The number above doesn't sound right.
This is what I found (US site):
eBook Royalty Options
You can choose between two royalty options for each of your eBooks: the 35% royalty option and the 70% royalty option.
There's more on
eBook Royalty Options.
-- Amazon is a market place, and the highest volume of eBooks sales is through their platform.
And this makes it more clear (except you can't price a book at less than 0.99, except by *selling your soul* and *hanging from monkey-bars*):
The royalty rate you get paid from Amazon for eBooks is 70% of the retail price if the price of your eBook is between $2.99 and $9.99. If your book is priced between $0.01 and $2.98 or greater than $9.99, you get paid 35% royalties. Thus, most self-published authors prefer to price their eBooks between $2.99 and $9.99 on Amazon to receive a higher share of royalties. (from
How Self-Published Authors Get Paid for Ebook Sales | TCK Publishing).

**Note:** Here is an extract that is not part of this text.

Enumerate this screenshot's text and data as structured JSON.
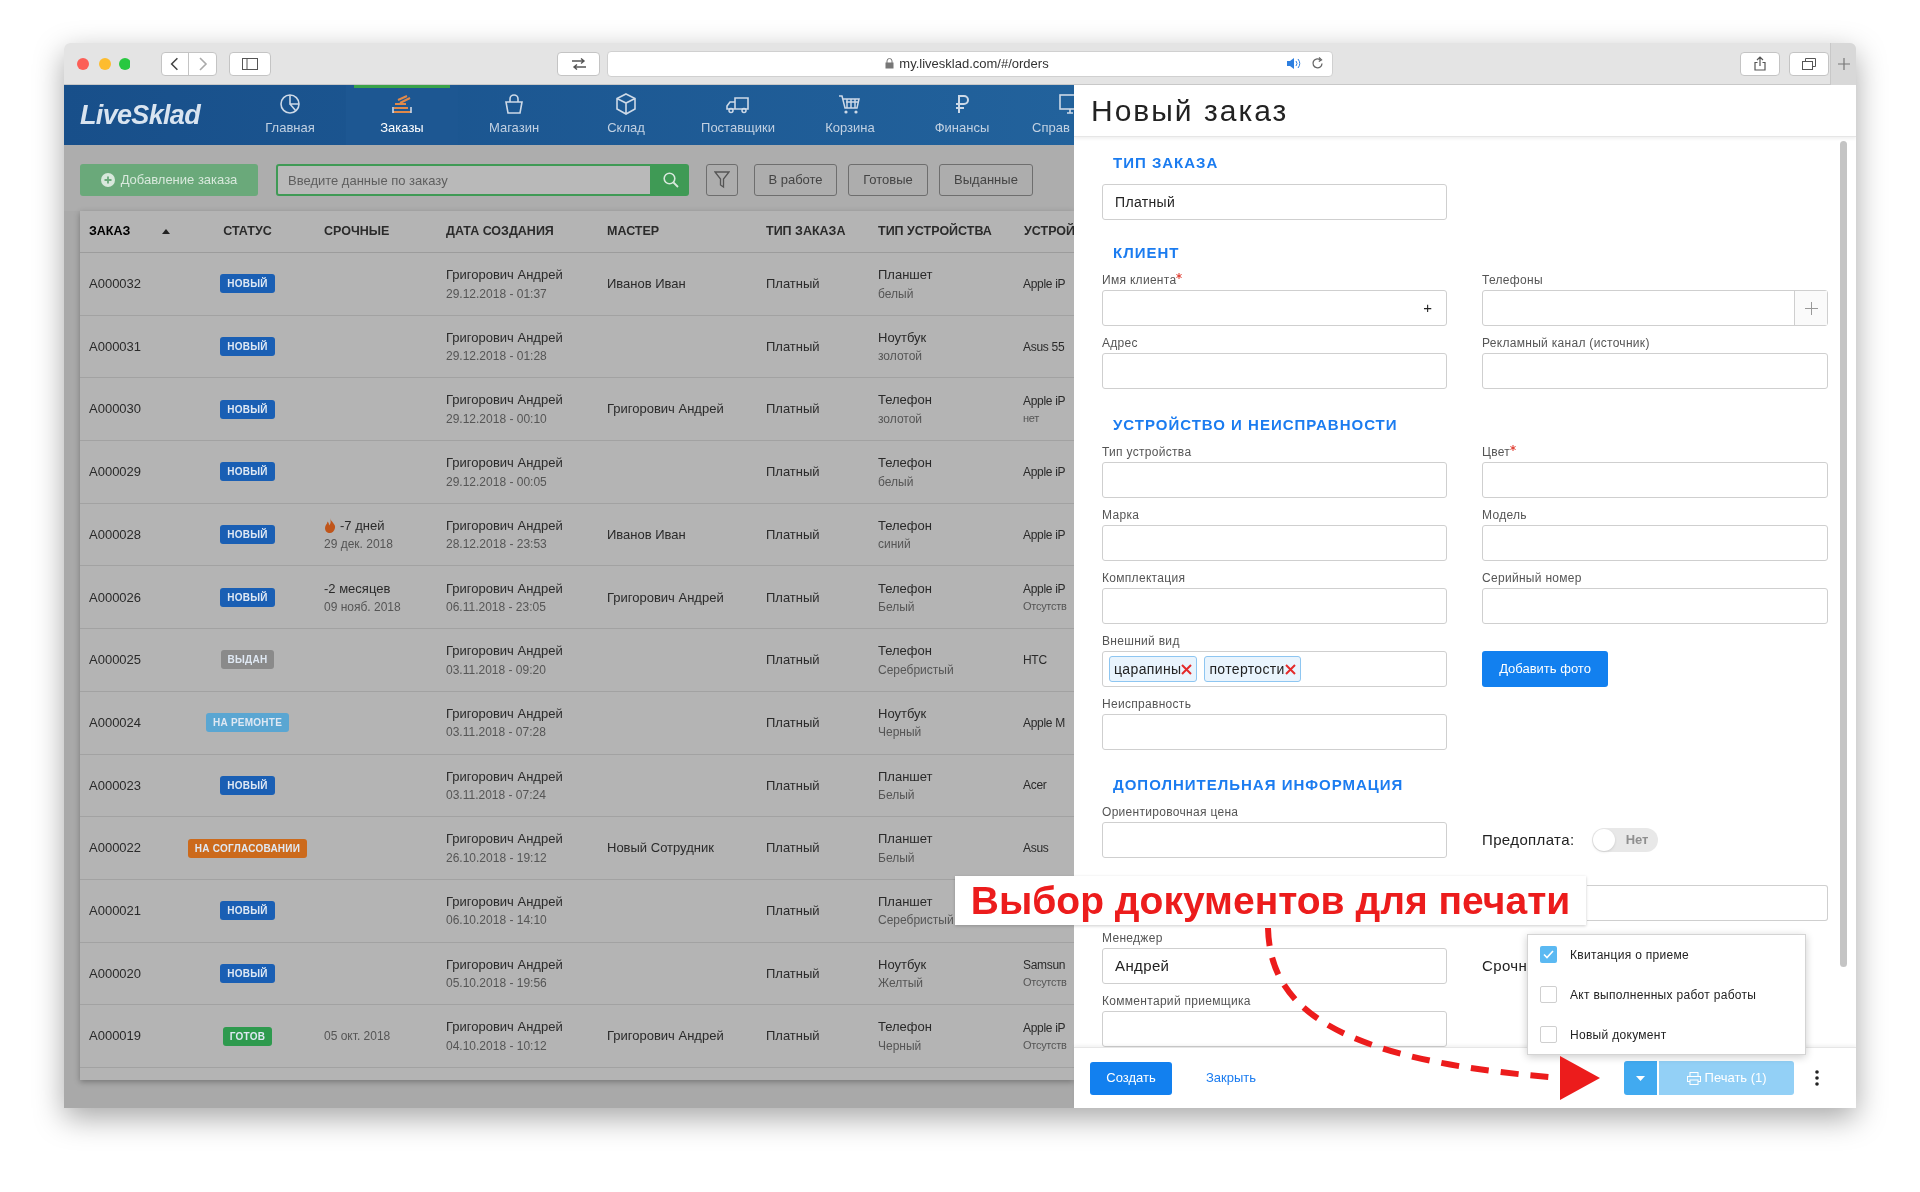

I am self-published, so choose to be in the 70% royalty option for some, and the 35% option for others (higher read-rate). I don't have any books over 9.99, and I don't have books with costs for transmission (usually involves pictures, but sometimes publishers upload documents with too much formatting, or the same formatting as the pb, which effectively multiplies the 'weight' of the finished product thereby invoking transmission costs). I also use one of two aggregators, rather than setting up publisher profiles on all the platforms (I use Smashwords & D2D, and currently trialing Google. D2D is only because they have a link to sell on Amazon [The 'zon doesn't recognise my bank]). Amazon has the most subscribers/buyers (I'm only referring to books). Using Amazon to sell books is making use of the highest volumes sales platform.
I think your publisher isn't playing it completely straight. Amazon may be paying the 70% and then the publisher is taking their percentage (25% -- I thought it would be 15% for publishers; check your contract) from the full price. Your book was in 70% price category ($7.20 in Australia today, $4.99 USD).
I don't publish exclusively to Amazon (not my biggest sales platform), but they have the reach to new readers so they can't be dismissed out of hand. Kobo is now creating a Kobo Plus to copy the structure of Amazon Books (for subscription readers, haven't checked the exclusivity criteria yet).
However, my comments don't include pb published through their platform. I use Ingram Sparks, despite the rigmarole (better reach, and) because the discounts are ones I can set, not the marketers/platforms (unless they are cutting into their own take).
It's worth checking. A lot of authors get annoyed by the lack of information/facts from their publishers and end up going indie if they find obfuscation and other forms of BS.